Problem Statement: Aggression seems to be an extensive and serious problem among adolescents and emerging adults, negatively affecting both the victims and the offenders. In adolescence and emerging adulthood, a lot of factors affect aggression. In this study, five factors were examined: gender, life periods, identity formation, low self-control and self-esteem.
Purpose of the Study: The aim of the study is to examine the relations between identity dimensions, low self-control, self-esteem, gender and life period (adolescence and emerging adulthood) with aggression.
Method: For this purpose, a structural equation model was developed and tested. In this model, the dependent variable was aggression and the independent variables were demographic variables (gender and life period), identity dimensions, self-esteem and low self-control. Participants consisted of 240 adolescents (high school students-132 female and 108 male) and 244 emerging adults (university students-128 female and 116 male) and their age was between 15-24 years old (mean age=18.99, SD=2.62). The Buss-Perry Aggression Questionnaire, The Dimensions of Identity Development Scale, The Rosenberg Self-Esteem Scale, and The Low Self-Control Scale were used to collect data.
Findings: Results of the overall fit indexes of the structural equation model revealed that fit indexes are at acceptable levels. Results of this study showed that life period, exploration in depth, ruminative exploration, self-esteem and low self-control significantly predicted aggression. According to model analysis, the best predictor of aggression was low self-control; the weakest predictor of aggression was life period.

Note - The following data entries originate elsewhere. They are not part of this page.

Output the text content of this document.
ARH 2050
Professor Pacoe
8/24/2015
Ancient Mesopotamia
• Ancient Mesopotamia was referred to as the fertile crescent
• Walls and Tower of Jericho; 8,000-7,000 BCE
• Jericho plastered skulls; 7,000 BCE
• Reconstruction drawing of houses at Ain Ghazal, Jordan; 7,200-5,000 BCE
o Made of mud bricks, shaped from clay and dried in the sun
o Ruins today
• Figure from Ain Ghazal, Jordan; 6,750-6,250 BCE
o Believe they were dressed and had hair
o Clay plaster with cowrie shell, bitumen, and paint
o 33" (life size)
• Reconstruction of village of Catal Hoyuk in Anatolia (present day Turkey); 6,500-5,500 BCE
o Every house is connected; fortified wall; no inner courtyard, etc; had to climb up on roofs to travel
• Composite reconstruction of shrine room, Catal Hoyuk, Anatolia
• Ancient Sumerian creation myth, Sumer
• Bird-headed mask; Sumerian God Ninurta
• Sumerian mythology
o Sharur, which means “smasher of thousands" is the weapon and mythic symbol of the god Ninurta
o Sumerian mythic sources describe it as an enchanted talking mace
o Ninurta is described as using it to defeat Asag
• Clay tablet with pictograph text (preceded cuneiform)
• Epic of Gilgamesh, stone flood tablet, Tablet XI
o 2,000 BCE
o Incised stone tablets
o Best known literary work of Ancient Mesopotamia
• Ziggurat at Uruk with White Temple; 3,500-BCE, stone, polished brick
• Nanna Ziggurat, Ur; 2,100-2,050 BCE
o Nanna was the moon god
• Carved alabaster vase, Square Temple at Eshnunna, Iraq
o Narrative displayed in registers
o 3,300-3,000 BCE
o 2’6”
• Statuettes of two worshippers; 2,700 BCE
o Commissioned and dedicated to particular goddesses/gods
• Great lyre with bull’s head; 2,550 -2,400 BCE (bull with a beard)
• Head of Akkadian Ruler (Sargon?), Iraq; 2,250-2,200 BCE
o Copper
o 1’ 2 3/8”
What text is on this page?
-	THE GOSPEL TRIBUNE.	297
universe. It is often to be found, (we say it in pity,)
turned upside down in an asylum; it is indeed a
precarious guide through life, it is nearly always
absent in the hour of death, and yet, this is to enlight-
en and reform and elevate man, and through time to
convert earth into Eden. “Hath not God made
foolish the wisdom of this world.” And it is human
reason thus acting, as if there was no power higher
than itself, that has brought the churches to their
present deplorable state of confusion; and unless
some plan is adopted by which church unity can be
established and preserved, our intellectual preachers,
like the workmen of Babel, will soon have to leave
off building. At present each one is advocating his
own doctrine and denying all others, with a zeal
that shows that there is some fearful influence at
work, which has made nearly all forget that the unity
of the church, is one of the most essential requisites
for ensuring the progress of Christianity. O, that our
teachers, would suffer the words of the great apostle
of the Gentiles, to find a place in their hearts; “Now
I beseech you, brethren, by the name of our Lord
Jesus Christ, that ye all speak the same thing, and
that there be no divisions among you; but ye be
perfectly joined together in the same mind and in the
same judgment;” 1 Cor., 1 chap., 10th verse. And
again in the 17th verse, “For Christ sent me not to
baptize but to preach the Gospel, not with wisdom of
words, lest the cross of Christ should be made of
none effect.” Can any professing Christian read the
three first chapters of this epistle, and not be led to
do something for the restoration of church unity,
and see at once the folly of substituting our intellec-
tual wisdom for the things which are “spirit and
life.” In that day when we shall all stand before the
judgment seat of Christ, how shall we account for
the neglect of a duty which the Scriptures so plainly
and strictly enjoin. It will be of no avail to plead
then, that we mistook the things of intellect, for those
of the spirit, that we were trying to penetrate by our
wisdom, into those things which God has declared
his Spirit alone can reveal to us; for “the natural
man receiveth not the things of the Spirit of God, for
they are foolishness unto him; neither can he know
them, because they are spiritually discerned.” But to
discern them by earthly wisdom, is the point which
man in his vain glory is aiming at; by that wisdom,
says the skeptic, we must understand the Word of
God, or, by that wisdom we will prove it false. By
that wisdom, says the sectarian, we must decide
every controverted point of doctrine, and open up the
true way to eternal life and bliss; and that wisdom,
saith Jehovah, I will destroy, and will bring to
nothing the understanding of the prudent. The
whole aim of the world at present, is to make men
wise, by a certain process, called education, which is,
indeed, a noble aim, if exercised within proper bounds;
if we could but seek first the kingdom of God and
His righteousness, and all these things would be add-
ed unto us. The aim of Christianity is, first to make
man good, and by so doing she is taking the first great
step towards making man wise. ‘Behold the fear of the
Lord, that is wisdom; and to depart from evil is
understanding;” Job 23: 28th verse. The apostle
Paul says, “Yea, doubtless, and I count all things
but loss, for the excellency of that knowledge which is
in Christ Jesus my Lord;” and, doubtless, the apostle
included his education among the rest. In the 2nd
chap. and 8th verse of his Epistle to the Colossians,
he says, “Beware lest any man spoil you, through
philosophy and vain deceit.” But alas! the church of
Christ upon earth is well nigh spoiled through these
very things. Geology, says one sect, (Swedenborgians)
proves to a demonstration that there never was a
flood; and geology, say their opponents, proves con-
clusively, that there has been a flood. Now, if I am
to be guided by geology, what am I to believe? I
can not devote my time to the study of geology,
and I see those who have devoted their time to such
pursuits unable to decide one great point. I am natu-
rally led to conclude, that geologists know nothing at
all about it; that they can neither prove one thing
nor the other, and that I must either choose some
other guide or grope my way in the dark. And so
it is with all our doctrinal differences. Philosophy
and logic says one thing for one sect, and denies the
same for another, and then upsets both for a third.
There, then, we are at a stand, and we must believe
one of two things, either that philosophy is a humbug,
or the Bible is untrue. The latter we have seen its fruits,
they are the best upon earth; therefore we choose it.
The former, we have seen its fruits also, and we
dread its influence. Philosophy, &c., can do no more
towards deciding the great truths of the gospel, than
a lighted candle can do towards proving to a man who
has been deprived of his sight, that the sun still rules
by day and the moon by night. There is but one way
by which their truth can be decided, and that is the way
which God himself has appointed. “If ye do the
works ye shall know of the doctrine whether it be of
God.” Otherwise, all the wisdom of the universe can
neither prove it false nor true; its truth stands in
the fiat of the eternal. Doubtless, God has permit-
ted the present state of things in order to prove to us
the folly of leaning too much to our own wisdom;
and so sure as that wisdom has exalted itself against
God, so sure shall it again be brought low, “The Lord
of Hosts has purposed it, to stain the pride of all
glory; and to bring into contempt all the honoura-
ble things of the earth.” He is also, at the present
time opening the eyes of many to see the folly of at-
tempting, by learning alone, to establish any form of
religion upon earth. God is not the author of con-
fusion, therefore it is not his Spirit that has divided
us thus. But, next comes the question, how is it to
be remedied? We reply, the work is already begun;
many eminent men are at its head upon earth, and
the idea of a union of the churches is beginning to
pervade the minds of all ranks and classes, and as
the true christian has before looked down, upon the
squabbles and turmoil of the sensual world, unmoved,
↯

Conclusion and Recommendations: The present study provides important results. The first result is that aggression level changes according to life period. The second is that low self-control, self-esteem and some identity dimensions are crucial factors for aggression in adolescence and emerging adulthood. The results of the study provide several important explanations for counselors and educators. In order to reduce aggression, counselors, educators and mental health practitioners should consider identity, self-esteem and self-control. When counselors and educators prepare school-based intervention programs, they should consider the important predictors of aggression.